Strand asks team members to read each other’s code to familiarize them with programming and encourage good documentation. “The code should be commented enough that even someone who doesn’t know how to code can understand what’s going on and how the data changes at each step,” she says.
And she encourages students to view mistakes as part of science rather than personal failures. “Labs that have a culture of ‘smart, careful people don’t make mistakes,’ are preparing to be a lab that doesn’t admit mistakes,” she says.
Bugs do not necessarily mean retraction in all cases. Barba, Brown, and Weisberg’s errors had only minor impacts on their results, and none required changes to their publications. In 2016, Marcos Gallego Llorente, then a graduate student in genetics at the University of Cambridge, UK, identified an error in the code he wrote to study human migration patterns in Africa 4,500 years ago. . When he reanalyzed the data, the overall conclusion was unchanged, although the extent of its geographical impact was, and one correction was enough.

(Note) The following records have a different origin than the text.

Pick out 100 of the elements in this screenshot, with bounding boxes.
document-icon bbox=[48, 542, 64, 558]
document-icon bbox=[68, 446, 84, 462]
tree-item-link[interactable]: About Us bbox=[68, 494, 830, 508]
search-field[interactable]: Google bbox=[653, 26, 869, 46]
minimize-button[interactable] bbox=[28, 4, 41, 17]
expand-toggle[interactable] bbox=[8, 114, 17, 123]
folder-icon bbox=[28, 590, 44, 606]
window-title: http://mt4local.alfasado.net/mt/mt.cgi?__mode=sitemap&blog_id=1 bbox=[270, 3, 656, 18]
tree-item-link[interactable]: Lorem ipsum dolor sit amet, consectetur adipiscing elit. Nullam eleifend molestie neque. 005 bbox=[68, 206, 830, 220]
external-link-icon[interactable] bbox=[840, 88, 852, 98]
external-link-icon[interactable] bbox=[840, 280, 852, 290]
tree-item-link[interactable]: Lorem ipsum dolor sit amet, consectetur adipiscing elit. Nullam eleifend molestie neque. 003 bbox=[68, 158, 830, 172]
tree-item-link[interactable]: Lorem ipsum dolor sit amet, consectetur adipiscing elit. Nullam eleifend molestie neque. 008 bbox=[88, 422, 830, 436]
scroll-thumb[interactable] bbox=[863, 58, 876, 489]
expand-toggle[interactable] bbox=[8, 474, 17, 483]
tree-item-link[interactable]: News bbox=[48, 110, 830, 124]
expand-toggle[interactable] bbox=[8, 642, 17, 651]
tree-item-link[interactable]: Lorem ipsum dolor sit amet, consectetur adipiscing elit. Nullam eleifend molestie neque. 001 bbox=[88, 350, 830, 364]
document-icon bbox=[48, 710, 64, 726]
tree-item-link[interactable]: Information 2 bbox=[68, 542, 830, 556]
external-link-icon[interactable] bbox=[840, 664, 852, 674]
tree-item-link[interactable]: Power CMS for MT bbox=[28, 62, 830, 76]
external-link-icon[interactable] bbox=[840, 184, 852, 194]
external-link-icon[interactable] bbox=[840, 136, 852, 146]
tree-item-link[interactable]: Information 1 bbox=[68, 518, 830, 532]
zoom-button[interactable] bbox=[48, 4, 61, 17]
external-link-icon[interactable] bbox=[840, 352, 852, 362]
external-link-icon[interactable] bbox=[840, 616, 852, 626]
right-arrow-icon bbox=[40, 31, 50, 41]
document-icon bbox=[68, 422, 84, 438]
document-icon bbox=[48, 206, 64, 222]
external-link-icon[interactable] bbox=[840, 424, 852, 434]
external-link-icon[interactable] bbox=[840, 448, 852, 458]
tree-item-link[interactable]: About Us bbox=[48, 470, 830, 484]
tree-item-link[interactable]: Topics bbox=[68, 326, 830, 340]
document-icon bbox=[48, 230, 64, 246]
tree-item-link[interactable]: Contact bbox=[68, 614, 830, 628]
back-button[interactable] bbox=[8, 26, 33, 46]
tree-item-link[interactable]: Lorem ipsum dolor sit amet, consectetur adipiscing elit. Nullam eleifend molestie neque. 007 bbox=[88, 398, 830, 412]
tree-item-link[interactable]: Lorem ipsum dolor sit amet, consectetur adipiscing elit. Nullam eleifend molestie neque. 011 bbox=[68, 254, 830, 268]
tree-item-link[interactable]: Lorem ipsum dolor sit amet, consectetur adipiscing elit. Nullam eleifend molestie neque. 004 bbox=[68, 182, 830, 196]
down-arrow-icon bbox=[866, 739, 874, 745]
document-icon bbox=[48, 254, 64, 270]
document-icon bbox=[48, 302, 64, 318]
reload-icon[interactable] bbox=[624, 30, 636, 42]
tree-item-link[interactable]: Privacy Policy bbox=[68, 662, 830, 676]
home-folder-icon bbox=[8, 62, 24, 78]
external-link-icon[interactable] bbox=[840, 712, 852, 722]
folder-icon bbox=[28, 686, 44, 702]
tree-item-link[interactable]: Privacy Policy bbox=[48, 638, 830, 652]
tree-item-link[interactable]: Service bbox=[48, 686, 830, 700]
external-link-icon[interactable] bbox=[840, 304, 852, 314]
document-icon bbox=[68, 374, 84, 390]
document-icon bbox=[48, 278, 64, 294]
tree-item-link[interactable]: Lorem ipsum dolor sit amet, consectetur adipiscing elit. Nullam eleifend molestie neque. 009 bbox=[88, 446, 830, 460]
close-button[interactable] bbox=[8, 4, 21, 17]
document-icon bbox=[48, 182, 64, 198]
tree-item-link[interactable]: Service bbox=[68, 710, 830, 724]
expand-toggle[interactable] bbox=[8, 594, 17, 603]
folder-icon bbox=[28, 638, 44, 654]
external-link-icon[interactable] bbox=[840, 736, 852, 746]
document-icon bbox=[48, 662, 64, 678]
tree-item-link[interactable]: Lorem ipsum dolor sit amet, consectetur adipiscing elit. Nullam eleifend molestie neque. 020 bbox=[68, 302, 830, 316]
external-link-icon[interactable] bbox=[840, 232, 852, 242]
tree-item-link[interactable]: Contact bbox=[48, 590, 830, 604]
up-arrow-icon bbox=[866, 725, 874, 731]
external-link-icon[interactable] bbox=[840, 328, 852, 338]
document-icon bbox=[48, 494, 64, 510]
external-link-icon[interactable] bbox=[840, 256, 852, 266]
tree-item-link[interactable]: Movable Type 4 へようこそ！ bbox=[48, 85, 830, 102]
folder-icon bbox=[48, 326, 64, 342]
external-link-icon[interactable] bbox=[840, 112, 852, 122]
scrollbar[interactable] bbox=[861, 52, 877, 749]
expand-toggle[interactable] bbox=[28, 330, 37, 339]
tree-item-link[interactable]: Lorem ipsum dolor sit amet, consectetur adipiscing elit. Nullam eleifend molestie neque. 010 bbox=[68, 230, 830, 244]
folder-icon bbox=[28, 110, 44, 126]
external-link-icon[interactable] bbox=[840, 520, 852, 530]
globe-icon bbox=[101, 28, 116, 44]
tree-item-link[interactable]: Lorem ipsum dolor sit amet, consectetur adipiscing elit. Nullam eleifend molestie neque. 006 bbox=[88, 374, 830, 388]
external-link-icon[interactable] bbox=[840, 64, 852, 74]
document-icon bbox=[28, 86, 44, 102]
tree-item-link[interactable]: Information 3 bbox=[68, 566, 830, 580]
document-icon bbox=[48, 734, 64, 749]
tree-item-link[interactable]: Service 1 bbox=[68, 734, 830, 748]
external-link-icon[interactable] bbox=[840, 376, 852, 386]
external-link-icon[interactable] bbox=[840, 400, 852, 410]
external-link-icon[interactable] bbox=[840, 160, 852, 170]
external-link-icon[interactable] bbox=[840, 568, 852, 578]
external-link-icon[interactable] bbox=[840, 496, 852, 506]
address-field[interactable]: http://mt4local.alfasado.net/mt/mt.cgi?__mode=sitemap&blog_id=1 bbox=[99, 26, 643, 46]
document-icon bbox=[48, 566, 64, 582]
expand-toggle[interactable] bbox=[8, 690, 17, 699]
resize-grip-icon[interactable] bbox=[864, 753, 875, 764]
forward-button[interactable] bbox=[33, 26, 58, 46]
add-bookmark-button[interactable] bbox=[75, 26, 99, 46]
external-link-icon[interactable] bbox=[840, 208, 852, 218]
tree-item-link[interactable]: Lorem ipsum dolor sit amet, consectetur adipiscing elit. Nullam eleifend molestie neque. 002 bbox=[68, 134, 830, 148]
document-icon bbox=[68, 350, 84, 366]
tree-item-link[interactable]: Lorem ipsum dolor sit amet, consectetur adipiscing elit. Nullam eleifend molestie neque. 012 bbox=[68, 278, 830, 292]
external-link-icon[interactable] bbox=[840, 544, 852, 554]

Thomas Hoye, an organic chemist at the University of Minnesota in Minneapolis, co-authored a study that used the software in which Williams discovered a bug. When Williams contacted him, Hoye says, he didn’t have “a particularly strong reaction.” He and his colleagues fixed their code, updated their protocols online, and moved on.
“I couldn’t help but think at the end, ‘this is how science should work,'” he says. “You find a mistake, you step back, you improve, you correct, you move forward.”